THE Royal Navy’s ability to protect the nation from unexpected attacks has been diminished to a ‘perilous’ degree, experts have warned.
Military experts, including former First Sea Lord Alan West, have written a report for the UK National Defence Association calling for more ships, aircraft and troops.
The Portsmouth-based group is urging a halt to defence cuts and wants to see spending increased by three per cent of the country’s gross domestic product.
Former First Sea Lord Alan West said: ‘The ability of our military to protect the nation from the shock of the unexpected has diminished to a perilous degree.
‘The Strategic Defence and Security Review of 2010 hammered the final nail in the coffin.
‘I have no doubt that today the Royal Navy is too small to meet all the commitments expected of it by the government and the British people.
‘That does not mean the navy cannot be proud of its amazingly dedicated and well-trained people and some impressive kit.’
The full report was penned by Lord West, General Sir Michael Rose and Air Chief Marshal Sir Michael Graydon and covers all three of the armed forces.
It sets out a case for the expansion of all three services, arguing for an increase in ships, troops and aircraft.
The report specifically recommends an increase in the number of frigates, destroyers and submarines.
Lord West added: ‘Unless there is a conscious decision to increase the percentage of GDP spent on defence to three per cent and properly fund the Royal Navy, we will live to regret it.’
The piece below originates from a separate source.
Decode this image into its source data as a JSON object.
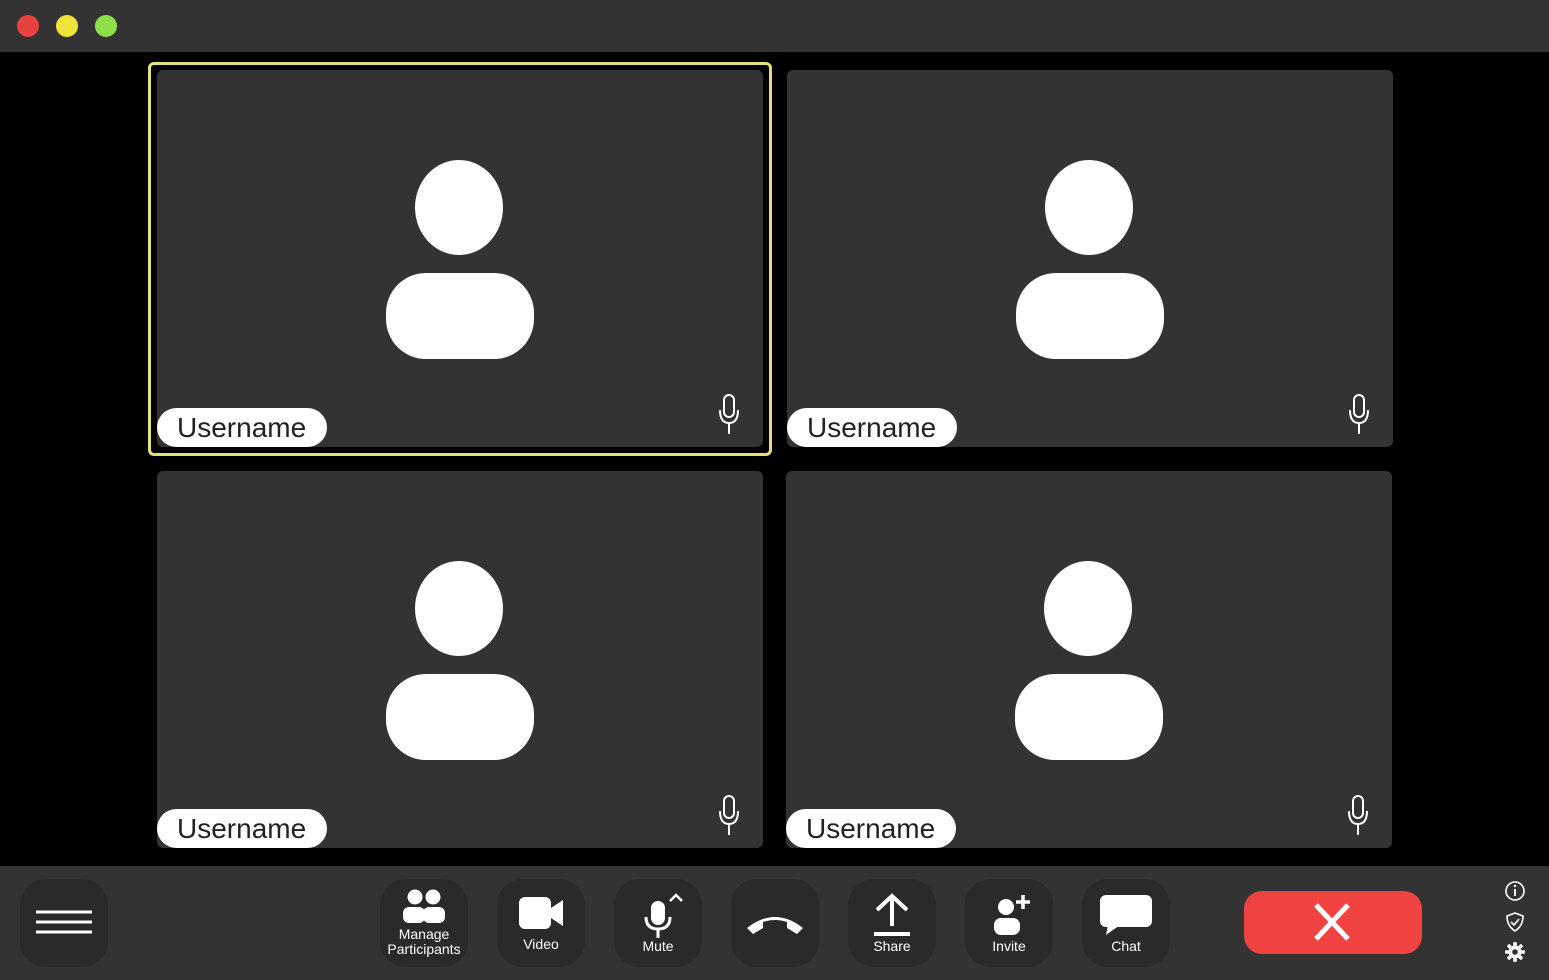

The defence review in 2010 was commissioned in an attempt to recoup an overspend in Britain’s defence budget and is the document which saw Portsmouth-based HMS Ark Royal axed.
Commander John Muxworthy, the chief executive of the Portsmouth-based UK National Defence Association, said: ‘Defence has for far too long been a sacrificial lamb.
‘The security of the United Kingdom is being severely compromised by the continued swingeing cuts to our armed forces.’
He added: ‘The Royal Navy will have no aircraft carriers or Fleet Air Arm fixed wing aircraft for at least the next six years.’